Een vrolijke ‘hoi’ springt me in de pauze een paar keer tegemoet, een simpele ‘hallo’ kregen ze terug. “Hallo”. Het is z’n begroeting waarmee je aangeeft dat je dit gesprek helemaal niet wil starten. De begroeting waarbij je al spijt hebt dat je het begin van het begin van een gesprek heb aangekaart waardoor ze vaak nog blijven hangen voor een normaal ‘praatje’. Het onderwerp van z’n ‘praatje’ is vaak wie, wat, waar, wanneer en hoe. De beantwoorde vragen worden vaak geaccepteerd met een lach. Zo dus ook vandaag.
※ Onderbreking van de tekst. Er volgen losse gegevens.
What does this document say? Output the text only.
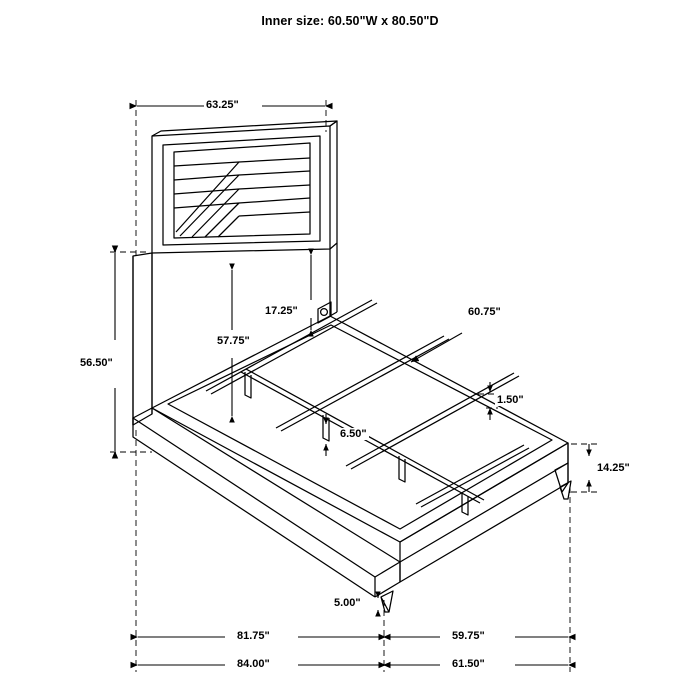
Inner size: 60.50"W x 80.50"D
63.25"
56.50"
17.25"
57.75"
60.75"
1.50"
6.50"
14.25"
5.00"
81.75"	59.75"
84.00"	61.50"
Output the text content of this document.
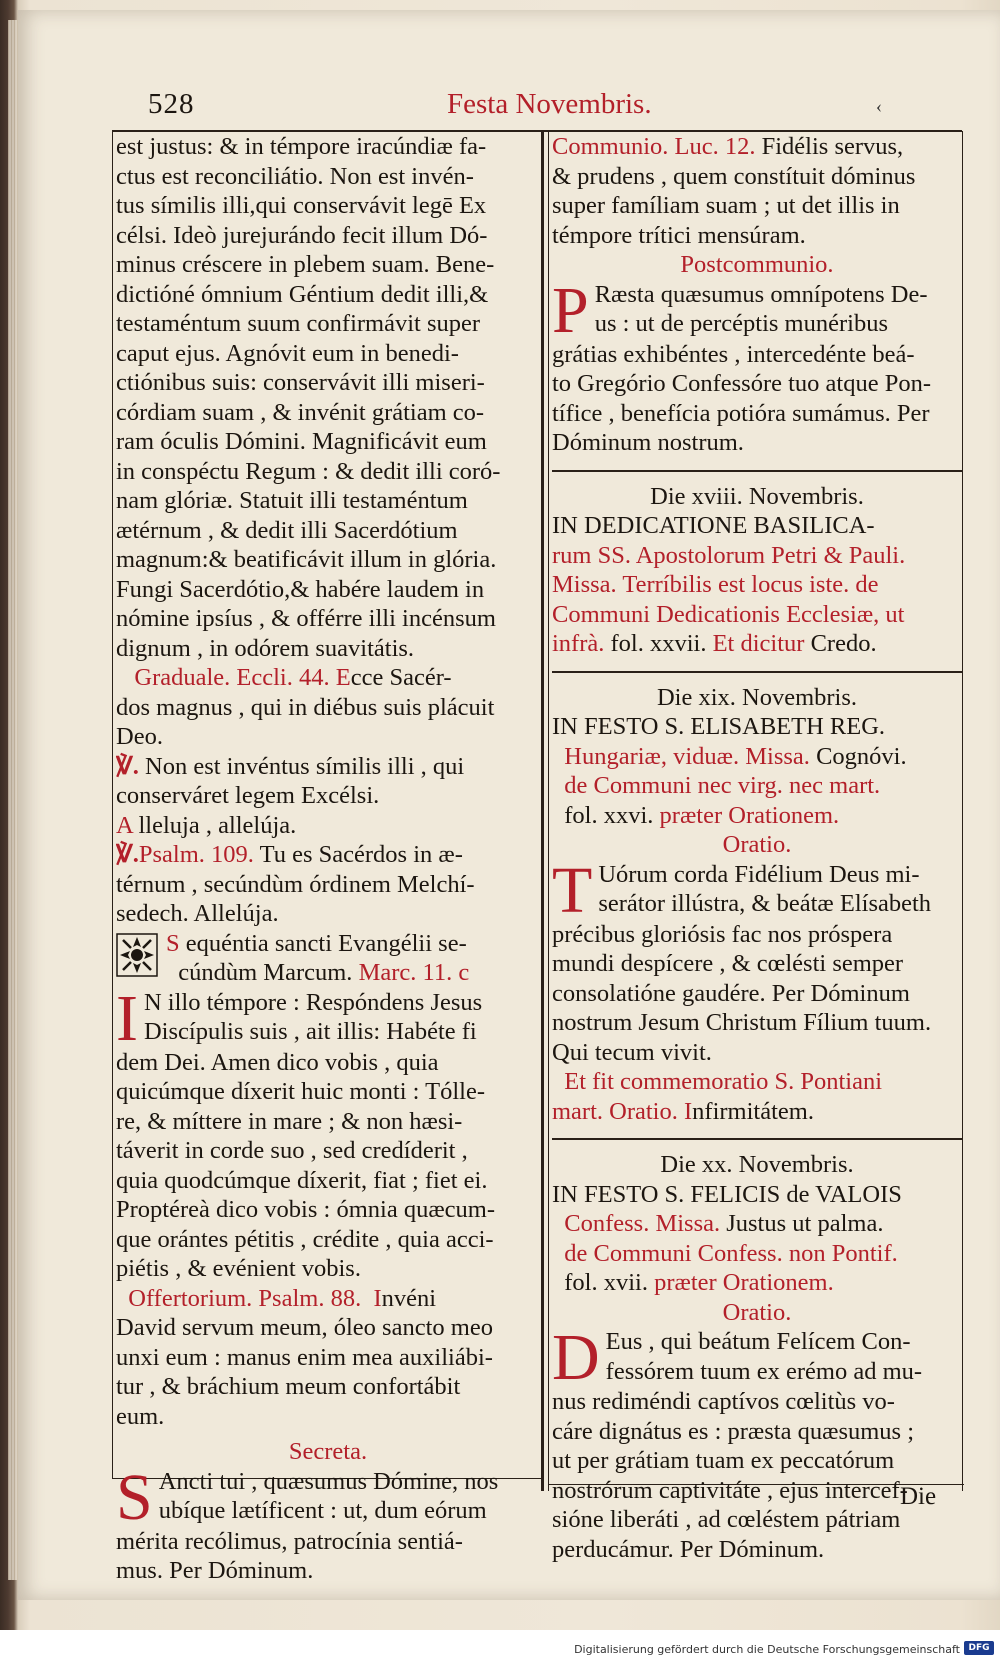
528	Festa Novembris.	‹
est justus: & in témpore iracúndiæ fa-
ctus est reconciliátio. Non est invén-
tus símilis illi,qui conservávit legē Ex
célsi. Ideò jurejurándo fecit illum Dó-
minus créscere in plebem suam. Bene-
dictióné ómnium Géntium dedit illi,&
testaméntum suum confirmávit super
caput ejus. Agnóvit eum in benedi-
ctiónibus suis: conservávit illi miseri-
córdiam suam , & invénit grátiam co-
ram óculis Dómini. Magnificávit eum
in conspéctu Regum : & dedit illi coró-
nam glóriæ. Statuit illi testaméntum
ætérnum , & dedit illi Sacerdótium
magnum:& beatificávit illum in glória.
Fungi Sacerdótio,& habére laudem in
nómine ipsíus , & offérre illi incénsum
dignum , in odórem suavitátis.
Graduale. Eccli. 44. Ecce Sacér-
dos magnus , qui in diébus suis plácuit
Deo.
℣. Non est invéntus símilis illi , qui
conserváret legem Excélsi.
A lleluja , allelúja.
℣.Psalm. 109. Tu es Sacérdos in æ-
térnum , secúndùm órdinem Melchí-
sedech. Allelúja.
S equéntia sancti Evangélii se-
cúndùm Marcum. Marc. 11. c
I N illo témpore : Respóndens Jesus
Discípulis suis , ait illis: Habéte fi
dem Dei. Amen dico vobis , quia
quicúmque díxerit huic monti : Tólle-
re, & míttere in mare ; & non hæsi-
táverit in corde suo , sed credíderit ,
quia quodcúmque díxerit, fiat ; fiet ei.
Proptéreà dico vobis : ómnia quæcum-
que orántes pétitis , crédite , quia acci-
piétis , & evénient vobis.
Offertorium. Psalm. 88. Invéni
David servum meum, óleo sancto meo
unxi eum : manus enim mea auxiliábi-
tur , & bráchium meum confortábit
eum.
Secreta.
S Ancti tui , quæsumus Dómine, nos
ubíque lætíficent : ut, dum eórum
mérita recólimus, patrocínia sentiá-
mus. Per Dóminum.
Communio. Luc. 12. Fidélis servus,
& prudens , quem constítuit dóminus
super famíliam suam ; ut det illis in
témpore trítici mensúram.
Postcommunio.
P Ræsta quæsumus omnípotens De-
us : ut de percéptis munéribus
grátias exhibéntes , intercedénte beá-
to Gregório Confessóre tuo atque Pon-
tífice , benefícia potióra sumámus. Per
Dóminum nostrum.
Die xviii. Novembris.
IN DEDICATIONE BASILICA-
rum SS. Apostolorum Petri & Pauli.
Missa. Terríbilis est locus iste. de
Communi Dedicationis Ecclesiæ, ut
infrà. fol. xxvii. Et dicitur Credo.
Die xix. Novembris.
IN FESTO S. ELISABETH REG.
Hungariæ, viduæ. Missa. Cognóvi.
de Communi nec virg. nec mart.
fol. xxvi. præter Orationem.
Oratio.
T Uórum corda Fidélium Deus mi-
serátor illústra, & beátæ Elísabeth
précibus gloriósis fac nos próspera
mundi despícere , & cœlésti semper
consolatióne gaudére. Per Dóminum
nostrum Jesum Christum Fílium tuum.
Qui tecum vivit.
Et fit commemoratio S. Pontiani
mart. Oratio. Infirmitátem.
Die xx. Novembris.
IN FESTO S. FELICIS de VALOIS
Confess. Missa. Justus ut palma.
de Communi Confess. non Pontif.
fol. xvii. præter Orationem.
Oratio.
D Eus , qui beátum Felícem Con-
fessórem tuum ex erémo ad mu-
nus rediméndi captívos cœlitùs vo-
cáre dignátus es : præsta quæsumus ;
ut per grátiam tuam ex peccatórum
nostrórum captivitáte , ejus intercef-
sióne liberáti , ad cœléstem pátriam
perducámur. Per Dóminum.
Die
Digitalisierung gefördert durch die Deutsche Forschungsgemeinschaft DFG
Elke dag heeft weer een nieuw onderwerp. ‘Zie je die jongen daar? Ja die met dat meisje daar achterin!’ Nu de vakantie voorbij is, iedereen elkaar een tijd niet heeft gezin, komen alle nieuwtjes achter elkaar eruit. Zo werd ik overladen met dezelfde vraag. ‘Heeft hij echt een nieuwe vriendin? ‘ ‘Is ze mooi?’. Vragen waarop ik het liefst geen antwoord gaf, maar weglopen was vaak geen keus.
Er zijn nog geen reacties.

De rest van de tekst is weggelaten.